Tag your tasks with duration
When creating or editing a task, click the Duration field and select a value. Over time, this gives you a realistic sense of what your day can hold — rather than a list of 20 tasks with no time estimate.
Create a board view by custom property
Go to your Tasks collection (the global view of all tasks across xTiles). Click + New view and choose to group by Duration. You will get a board with columns for each time block. Drag tasks between columns to re-estimate. This makes it easy to plan days by total available time.
The Tasks collection is always available in your sidebar. It pulls every task from every project in your workspace — regardless of which Space it belongs to — into one filterable, sortable view. You can filter by priority, urgency, due date, or any custom property you have added.
Templates: manual and AI-generated
xTiles has a template gallery with options for planning, work, personal productivity, and more. Some templates are free; others are available with a paid plan. But the fastest way to get started is often to generate your own.

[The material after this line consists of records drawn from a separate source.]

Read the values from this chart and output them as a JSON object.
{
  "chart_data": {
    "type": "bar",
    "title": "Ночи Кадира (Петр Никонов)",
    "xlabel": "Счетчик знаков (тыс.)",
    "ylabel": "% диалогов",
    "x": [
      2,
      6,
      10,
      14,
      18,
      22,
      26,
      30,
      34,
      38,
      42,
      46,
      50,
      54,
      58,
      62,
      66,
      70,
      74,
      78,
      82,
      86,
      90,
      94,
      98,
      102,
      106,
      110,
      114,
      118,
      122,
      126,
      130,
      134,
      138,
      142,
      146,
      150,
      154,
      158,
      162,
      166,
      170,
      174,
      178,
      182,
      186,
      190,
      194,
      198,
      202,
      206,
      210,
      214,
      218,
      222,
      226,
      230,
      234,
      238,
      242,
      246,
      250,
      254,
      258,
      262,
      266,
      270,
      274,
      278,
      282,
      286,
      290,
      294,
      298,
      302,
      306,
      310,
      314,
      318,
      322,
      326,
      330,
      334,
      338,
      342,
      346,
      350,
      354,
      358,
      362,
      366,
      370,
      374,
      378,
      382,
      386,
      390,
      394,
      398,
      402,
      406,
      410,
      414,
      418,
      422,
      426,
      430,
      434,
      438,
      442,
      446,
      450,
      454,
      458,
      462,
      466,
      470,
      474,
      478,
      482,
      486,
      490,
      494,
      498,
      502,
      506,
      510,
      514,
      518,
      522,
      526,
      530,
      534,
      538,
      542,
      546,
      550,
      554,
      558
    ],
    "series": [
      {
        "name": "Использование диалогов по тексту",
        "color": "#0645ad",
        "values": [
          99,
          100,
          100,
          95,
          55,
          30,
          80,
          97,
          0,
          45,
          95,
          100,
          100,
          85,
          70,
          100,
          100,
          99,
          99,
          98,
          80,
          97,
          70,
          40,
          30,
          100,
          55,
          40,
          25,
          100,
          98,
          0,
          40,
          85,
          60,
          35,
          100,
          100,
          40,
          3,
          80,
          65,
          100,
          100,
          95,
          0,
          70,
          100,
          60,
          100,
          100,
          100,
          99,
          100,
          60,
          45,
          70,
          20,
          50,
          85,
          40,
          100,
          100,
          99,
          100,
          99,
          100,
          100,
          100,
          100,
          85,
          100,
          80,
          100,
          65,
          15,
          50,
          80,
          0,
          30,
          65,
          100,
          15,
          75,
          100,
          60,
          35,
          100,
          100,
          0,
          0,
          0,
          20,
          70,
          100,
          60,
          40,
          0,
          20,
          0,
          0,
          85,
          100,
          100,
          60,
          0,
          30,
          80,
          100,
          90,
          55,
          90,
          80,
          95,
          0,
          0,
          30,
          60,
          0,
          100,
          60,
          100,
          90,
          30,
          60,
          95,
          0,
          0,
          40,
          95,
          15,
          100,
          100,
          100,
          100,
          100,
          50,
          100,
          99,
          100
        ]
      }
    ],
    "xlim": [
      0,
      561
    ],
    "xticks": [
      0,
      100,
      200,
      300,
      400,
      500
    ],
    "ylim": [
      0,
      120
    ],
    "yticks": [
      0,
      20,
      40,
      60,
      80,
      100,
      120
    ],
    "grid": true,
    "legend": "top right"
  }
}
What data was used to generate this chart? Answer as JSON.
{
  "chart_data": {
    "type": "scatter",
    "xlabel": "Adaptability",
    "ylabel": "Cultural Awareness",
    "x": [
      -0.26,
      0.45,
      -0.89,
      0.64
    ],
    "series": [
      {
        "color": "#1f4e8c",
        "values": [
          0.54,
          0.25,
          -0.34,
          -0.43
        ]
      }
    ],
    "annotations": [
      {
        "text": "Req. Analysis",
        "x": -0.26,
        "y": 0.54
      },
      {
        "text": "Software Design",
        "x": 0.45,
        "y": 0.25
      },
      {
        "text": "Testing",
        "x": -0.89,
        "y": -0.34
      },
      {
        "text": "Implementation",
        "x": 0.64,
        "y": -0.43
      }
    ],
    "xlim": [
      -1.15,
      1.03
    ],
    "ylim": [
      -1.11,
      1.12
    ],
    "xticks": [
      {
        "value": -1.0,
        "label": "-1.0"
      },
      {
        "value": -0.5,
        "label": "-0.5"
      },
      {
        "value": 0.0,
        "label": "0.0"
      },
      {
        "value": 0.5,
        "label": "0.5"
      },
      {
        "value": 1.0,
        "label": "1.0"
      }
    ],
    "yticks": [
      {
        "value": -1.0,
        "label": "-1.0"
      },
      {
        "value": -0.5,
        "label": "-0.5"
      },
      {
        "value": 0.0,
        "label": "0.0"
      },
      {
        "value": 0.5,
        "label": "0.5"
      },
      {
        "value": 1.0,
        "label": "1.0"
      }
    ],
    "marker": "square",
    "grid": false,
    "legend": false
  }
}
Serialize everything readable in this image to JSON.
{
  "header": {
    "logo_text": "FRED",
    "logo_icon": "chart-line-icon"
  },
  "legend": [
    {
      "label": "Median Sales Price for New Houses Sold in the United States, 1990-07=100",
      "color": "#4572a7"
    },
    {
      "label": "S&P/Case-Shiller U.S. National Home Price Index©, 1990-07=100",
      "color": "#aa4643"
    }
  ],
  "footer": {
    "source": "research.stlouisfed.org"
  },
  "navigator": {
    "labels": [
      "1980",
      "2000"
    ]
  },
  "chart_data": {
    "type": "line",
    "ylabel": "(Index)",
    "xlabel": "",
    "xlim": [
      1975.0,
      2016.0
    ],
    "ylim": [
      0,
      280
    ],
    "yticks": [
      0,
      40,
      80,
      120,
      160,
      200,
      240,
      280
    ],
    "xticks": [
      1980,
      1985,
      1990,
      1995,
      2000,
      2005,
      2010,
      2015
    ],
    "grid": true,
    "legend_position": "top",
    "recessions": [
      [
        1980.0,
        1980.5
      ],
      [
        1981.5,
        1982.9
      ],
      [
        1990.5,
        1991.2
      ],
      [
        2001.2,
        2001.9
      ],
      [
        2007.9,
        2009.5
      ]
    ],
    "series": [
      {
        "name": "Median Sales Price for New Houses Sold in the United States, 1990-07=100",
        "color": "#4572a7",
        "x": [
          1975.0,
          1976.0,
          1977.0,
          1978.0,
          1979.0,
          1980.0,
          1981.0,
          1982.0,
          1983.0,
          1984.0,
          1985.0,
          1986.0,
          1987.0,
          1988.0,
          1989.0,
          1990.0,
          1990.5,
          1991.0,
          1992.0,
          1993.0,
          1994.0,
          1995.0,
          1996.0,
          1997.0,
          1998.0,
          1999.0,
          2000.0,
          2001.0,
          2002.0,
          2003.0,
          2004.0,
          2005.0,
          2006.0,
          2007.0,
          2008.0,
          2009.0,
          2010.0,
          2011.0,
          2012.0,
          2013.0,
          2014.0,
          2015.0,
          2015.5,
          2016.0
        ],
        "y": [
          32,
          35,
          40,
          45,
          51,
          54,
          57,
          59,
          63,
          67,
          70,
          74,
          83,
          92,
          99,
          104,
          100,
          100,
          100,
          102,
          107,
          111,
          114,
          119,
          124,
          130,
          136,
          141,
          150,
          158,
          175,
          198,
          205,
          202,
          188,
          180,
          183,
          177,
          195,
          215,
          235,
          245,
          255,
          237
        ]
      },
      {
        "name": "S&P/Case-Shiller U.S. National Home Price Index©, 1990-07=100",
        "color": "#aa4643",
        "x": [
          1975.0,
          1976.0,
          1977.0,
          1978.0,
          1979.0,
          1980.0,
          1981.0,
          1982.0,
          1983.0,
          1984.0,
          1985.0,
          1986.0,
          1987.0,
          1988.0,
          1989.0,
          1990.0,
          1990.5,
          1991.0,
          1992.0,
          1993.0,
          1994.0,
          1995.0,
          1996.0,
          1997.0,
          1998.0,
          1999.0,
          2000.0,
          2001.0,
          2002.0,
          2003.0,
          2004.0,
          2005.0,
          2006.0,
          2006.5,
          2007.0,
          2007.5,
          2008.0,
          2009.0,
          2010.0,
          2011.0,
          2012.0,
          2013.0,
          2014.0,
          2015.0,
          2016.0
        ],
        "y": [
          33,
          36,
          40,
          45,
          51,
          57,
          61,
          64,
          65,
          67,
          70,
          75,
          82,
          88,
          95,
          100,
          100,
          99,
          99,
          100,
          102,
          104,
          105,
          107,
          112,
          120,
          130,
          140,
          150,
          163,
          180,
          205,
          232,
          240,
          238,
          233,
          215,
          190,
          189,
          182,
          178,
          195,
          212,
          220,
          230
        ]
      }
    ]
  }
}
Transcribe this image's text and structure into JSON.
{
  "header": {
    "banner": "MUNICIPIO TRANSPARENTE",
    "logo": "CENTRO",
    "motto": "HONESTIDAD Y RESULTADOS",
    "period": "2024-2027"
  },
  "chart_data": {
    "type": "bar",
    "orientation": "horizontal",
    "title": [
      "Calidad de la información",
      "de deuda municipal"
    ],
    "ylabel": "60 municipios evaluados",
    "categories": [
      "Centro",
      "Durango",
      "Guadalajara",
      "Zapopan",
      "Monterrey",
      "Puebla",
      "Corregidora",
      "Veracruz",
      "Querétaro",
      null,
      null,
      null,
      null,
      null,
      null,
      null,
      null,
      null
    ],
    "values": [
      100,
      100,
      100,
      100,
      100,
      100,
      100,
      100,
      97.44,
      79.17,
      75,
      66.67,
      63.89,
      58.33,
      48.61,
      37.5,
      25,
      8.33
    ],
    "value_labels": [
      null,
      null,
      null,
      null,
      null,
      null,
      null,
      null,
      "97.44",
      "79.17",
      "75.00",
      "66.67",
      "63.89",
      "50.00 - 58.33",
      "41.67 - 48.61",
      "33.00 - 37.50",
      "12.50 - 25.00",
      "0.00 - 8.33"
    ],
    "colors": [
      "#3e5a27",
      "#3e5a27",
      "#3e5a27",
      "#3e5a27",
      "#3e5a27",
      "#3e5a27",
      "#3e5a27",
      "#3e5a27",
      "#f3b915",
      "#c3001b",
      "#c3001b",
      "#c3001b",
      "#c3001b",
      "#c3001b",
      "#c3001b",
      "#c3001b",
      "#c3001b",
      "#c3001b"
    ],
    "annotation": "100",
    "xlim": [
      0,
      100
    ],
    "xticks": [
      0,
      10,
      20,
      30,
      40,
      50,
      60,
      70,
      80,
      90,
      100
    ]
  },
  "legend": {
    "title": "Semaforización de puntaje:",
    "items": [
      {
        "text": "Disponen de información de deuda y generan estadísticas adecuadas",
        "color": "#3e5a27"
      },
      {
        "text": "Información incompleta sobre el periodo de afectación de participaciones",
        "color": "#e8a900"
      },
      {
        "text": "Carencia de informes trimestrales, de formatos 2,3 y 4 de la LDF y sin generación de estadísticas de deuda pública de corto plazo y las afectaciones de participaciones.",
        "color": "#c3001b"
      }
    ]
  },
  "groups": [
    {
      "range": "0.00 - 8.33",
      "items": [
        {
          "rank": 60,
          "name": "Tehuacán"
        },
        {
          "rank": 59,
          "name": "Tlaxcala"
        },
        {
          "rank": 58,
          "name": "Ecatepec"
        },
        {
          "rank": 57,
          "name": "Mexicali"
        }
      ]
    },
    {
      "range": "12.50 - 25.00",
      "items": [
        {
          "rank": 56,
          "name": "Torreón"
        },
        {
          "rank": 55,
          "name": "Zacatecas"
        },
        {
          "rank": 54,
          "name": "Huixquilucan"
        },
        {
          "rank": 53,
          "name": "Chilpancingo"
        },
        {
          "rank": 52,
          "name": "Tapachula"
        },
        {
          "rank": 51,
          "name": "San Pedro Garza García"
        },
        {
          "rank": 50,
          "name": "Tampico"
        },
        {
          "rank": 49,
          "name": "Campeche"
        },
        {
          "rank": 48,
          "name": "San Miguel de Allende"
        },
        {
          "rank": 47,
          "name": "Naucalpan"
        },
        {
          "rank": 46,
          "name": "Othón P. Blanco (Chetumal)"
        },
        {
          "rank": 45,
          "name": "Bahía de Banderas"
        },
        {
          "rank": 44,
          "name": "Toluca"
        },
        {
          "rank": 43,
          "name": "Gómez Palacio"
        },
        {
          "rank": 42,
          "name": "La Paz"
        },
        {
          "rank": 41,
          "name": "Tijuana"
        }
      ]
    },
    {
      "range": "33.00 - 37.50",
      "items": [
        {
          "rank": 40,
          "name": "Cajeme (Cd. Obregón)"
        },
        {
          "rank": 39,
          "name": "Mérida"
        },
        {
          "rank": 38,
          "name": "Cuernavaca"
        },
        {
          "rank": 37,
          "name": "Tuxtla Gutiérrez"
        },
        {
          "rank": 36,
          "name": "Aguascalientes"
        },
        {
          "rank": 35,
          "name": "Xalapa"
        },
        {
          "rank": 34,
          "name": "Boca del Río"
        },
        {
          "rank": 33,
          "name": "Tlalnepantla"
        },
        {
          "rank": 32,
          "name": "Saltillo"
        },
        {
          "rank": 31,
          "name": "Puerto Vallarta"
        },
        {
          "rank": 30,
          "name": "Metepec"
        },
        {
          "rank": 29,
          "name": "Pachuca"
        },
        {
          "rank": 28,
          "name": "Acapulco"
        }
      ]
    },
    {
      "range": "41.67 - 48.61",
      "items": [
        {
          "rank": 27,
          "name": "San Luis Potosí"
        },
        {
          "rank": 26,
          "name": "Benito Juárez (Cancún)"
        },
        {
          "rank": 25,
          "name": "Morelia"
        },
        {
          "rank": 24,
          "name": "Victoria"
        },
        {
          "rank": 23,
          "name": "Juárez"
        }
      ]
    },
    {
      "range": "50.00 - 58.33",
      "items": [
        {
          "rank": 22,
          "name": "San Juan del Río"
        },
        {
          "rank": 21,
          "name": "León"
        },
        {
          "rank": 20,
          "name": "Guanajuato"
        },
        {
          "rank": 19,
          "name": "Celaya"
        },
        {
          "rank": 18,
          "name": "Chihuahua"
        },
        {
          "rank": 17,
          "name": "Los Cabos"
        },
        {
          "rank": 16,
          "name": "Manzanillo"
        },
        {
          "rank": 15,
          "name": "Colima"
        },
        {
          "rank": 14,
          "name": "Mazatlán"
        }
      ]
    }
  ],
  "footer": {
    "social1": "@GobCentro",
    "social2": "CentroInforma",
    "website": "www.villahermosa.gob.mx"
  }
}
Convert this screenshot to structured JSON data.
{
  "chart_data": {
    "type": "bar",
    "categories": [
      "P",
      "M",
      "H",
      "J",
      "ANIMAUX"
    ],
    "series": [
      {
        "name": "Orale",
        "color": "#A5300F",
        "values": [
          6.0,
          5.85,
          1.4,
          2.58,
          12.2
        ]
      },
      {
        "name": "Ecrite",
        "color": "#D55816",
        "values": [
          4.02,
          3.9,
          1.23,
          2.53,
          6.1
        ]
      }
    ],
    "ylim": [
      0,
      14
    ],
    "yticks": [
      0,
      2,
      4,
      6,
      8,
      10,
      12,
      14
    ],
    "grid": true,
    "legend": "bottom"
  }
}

The AI tile (the sparkle button in your toolbar) lets you describe what you want in plain language and generates a structured page layout for you. For example: "Create a weekly meal planner for a family of two with a shopping list and prep notes." The AI produces a visual layout with tiles for each day, ingredient lists, and tips — immediately usable and customizable.
You can be as specific as you want. Ask for particular colors, specific sections, or a format you have in mind. Once you have a layout you like, save it as a template so you can reuse it each week without rebuilding it.
eXtra Tiles: the automated layer in your Planner
When you open your daily or weekly Planner, you will see the eXtra Tiles panel in the left toolbar. This opens a panel of smart tiles that are connected to other parts of xTiles — and to your external tools.
- Tasks tile — shows all tasks with a due date on that day, pulled automatically from every project you have. Delete this tile and all your tasks disappear from the view; restore it from Extra and they come back.
- Schedule tile — shows events from your connected Google or Outlook calendar. Tasks and calendar events side by side in one view.
- Recent projects tile — shortcuts to the projects you have visited that day.
- Capture tile — connects to the Web Clipper, showing recently saved items from your browser.
These tiles are different from regular tiles you create yourself. They cannot be renamed or broken — they have built-in connections to your data. If you delete one accidentally, you can always add it back from the eXtra Tiles panel.
Web Clipper: capturing tasks from anywhere
One of the most practical features for everyday use is the xTiles Web Clipper — a browser extension that lets you save any web page, article, or email directly to xTiles without leaving your browser.
Here is a common use case: you receive an email you need to act on. Instead of copying and pasting content into xTiles manually, you open the Web Clipper while viewing the email, use the AI summary option to generate a brief digest of what the email contains, set a due date, and save it to your Planner. When you open xTiles later, the task is there — with a summary and a direct link back to the original email.
This turns your inbox from a place where things get lost into a source of properly scheduled tasks. The Web Clipper works with any web page, not just email — articles, research, reference material, anything you encounter while browsing.